Summary (from the scientific paper Dixon et al., 2005)
The selective herbicide clopyralid is often used to control competing Cirsium arvense (creeping thistle) in newly planted woodlands. When applied as an overall spray at different dates in the spring (at 0.2 kg a.e. ha-1) to 10 tree species (below) it did not reduce survival and had little effect on growth:
- Fraxinus excelsior (ash)
- Prunus avium (cherry)
- Quercus robur (oak)
- Acer pseudoplatanus (sycamore)
- Populus x canadensis cv ‘Ghoy’ (poplar)
- Pseudotsuga menziesii (Douglas fir)
- Pinus nigra ssp. laricio (Corsican pine)
- Larix kaempferi (Japanese larch)
- Picea abies (Norway spruce)
- Picea sitchensis (Sitka spruce).
However some species showed distortion of the youngest sprayed leaves or needles for several weeks after treatment, particularly F. excelsior, L. kaempferi and P. x canadensis. Sequential applications of clopyralid (first at 0.1 kg a.e. ha-1 followed by 0.2 kg a.e. ha-1 after 3 weeks), which are often required to control C. arvense, did not lead to increased leaf damage or growth reduction.
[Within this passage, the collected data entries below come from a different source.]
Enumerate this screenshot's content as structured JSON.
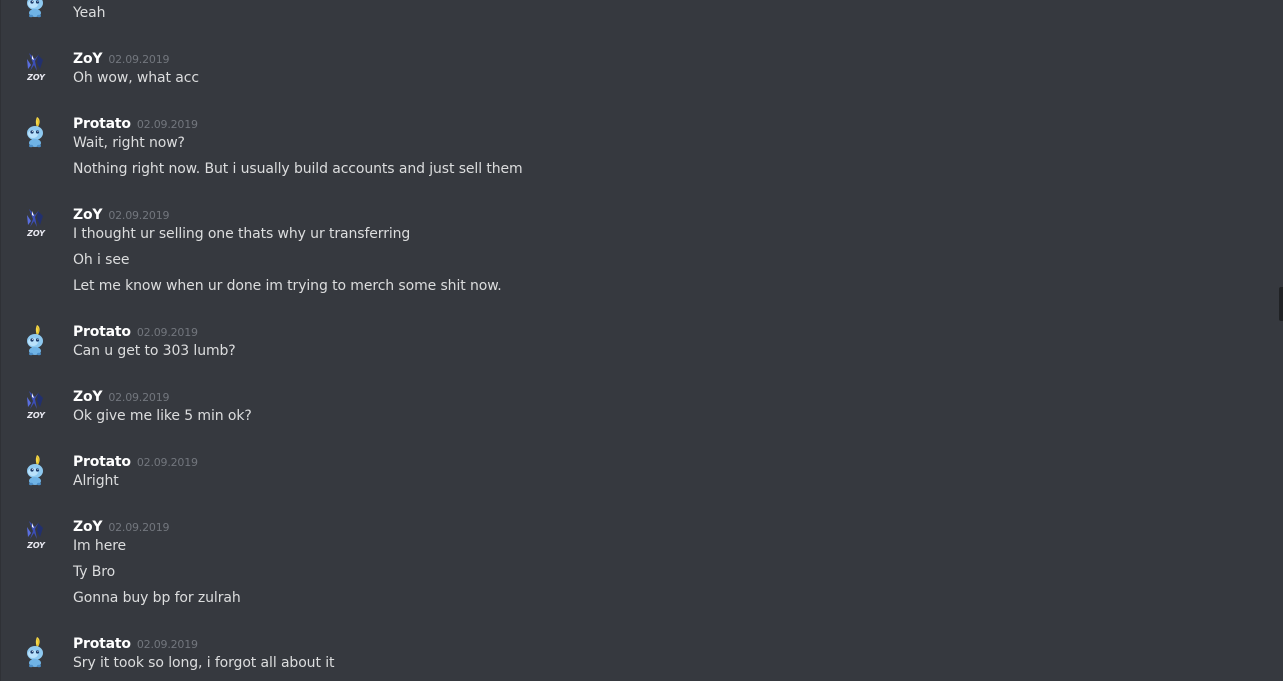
{
  "users": {
    "zoy": {
      "name": "ZoY",
      "avatar_icon": "zoy-logo-icon"
    },
    "protato": {
      "name": "Protato",
      "avatar_icon": "sobble-pokemon-icon"
    }
  },
  "colors": {
    "background": "#36393f",
    "username": "#ffffff",
    "timestamp": "#72767d",
    "message_text": "#dcddde"
  },
  "groups": [
    {
      "user": "",
      "date": "",
      "messages": [
        "Yeah"
      ]
    },
    {
      "user": "ZoY",
      "date": "02.09.2019",
      "messages": [
        "Oh wow, what acc"
      ]
    },
    {
      "user": "Protato",
      "date": "02.09.2019",
      "messages": [
        "Wait, right now?",
        "Nothing right now. But i usually build accounts and just sell them"
      ]
    },
    {
      "user": "ZoY",
      "date": "02.09.2019",
      "messages": [
        "I thought ur selling one thats why ur transferring",
        "Oh i see",
        "Let me know when ur done im trying to merch some shit now."
      ]
    },
    {
      "user": "Protato",
      "date": "02.09.2019",
      "messages": [
        "Can u get to 303 lumb?"
      ]
    },
    {
      "user": "ZoY",
      "date": "02.09.2019",
      "messages": [
        "Ok give me like 5 min ok?"
      ]
    },
    {
      "user": "Protato",
      "date": "02.09.2019",
      "messages": [
        "Alright"
      ]
    },
    {
      "user": "ZoY",
      "date": "02.09.2019",
      "messages": [
        "Im here",
        "Ty Bro",
        "Gonna buy bp for zulrah"
      ]
    },
    {
      "user": "Protato",
      "date": "02.09.2019",
      "messages": [
        "Sry it took so long, i forgot all about it"
      ]
    }
  ]
}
Mixtures of clopyralid with selective graminicides (cycloxydim at 0.45 kg a.i. ha-1; fluazifop-p-butyl at 0.38 kg a.i. ha-1; propaquizafop at 0.15 kg a.i. ha-1) did not cause significant adverse effects on survival or growth of any species.
If herbicides are required to control mixed stands of susceptible problem weeds such as C. arvense and grasses which are overtopping young trees, these mixtures, applied as overall sprays, are less likely to cause damage to trees than attempts to use directed applications of broad spectrum foliar acting herbicides.
- When creating new woodlands on good quality farmland, creeping thistle can be very damaging to young trees. Herbicides are often used as this species cannot generally be controlled by mulches, cutting, or shallow cultivation. However, as creeping thistle grows so tall, directed applications of contact herbicides are not practical.
- Clopyralid (as Dow Shield) can control creeping thistle very effectively, when applied as a sequential dose of 0.5 litres per hectare to extending shoots in May, followed by 1 litre per hectare 3 weeks later.
- Sequential doses as described above are generally safe to apply over actively growing trees.
- Where grasses occur in mixture with thistles, cycloxydim (e.g. as 2.25 l/ha Laser), fluazifop-p-butyl (e.g. as 3 l/ha Fusilade Max) or propaquizafop (e.g.as 1.5 l/ha Falcon) are also safe to apply over trees.
- Practical guidance on use of clopyralid, cycloxydim, fluazifop-p-butyl and propaquizafop has been issued in Forestry Commission Field Books (e.g. Willoughby and Dewar, 1995) and a Technical Paper (Willoughby and Clay, 1999). Practical guidance on tree tolerance will be included in a future revised version of Forestry Commission Field Book 8.
Dixon, F.L., Clay, D.V. and Willoughby, I. (2005 in press). The tolerance of young trees to applications of clopyralid alone and in mixture with other foliar acting herbicides. Forestry 78 (4) 353-364.
Willoughby, I. and Clay, D. (1999). Herbicide update. Forestry Commission Technical Paper 28. Forestry Commission , Edinburgh.
Willoughby, I. and Dewar, J. (1995). The use of herbicides in the forest. Forestry Commission Field Book 8. HMSO, London.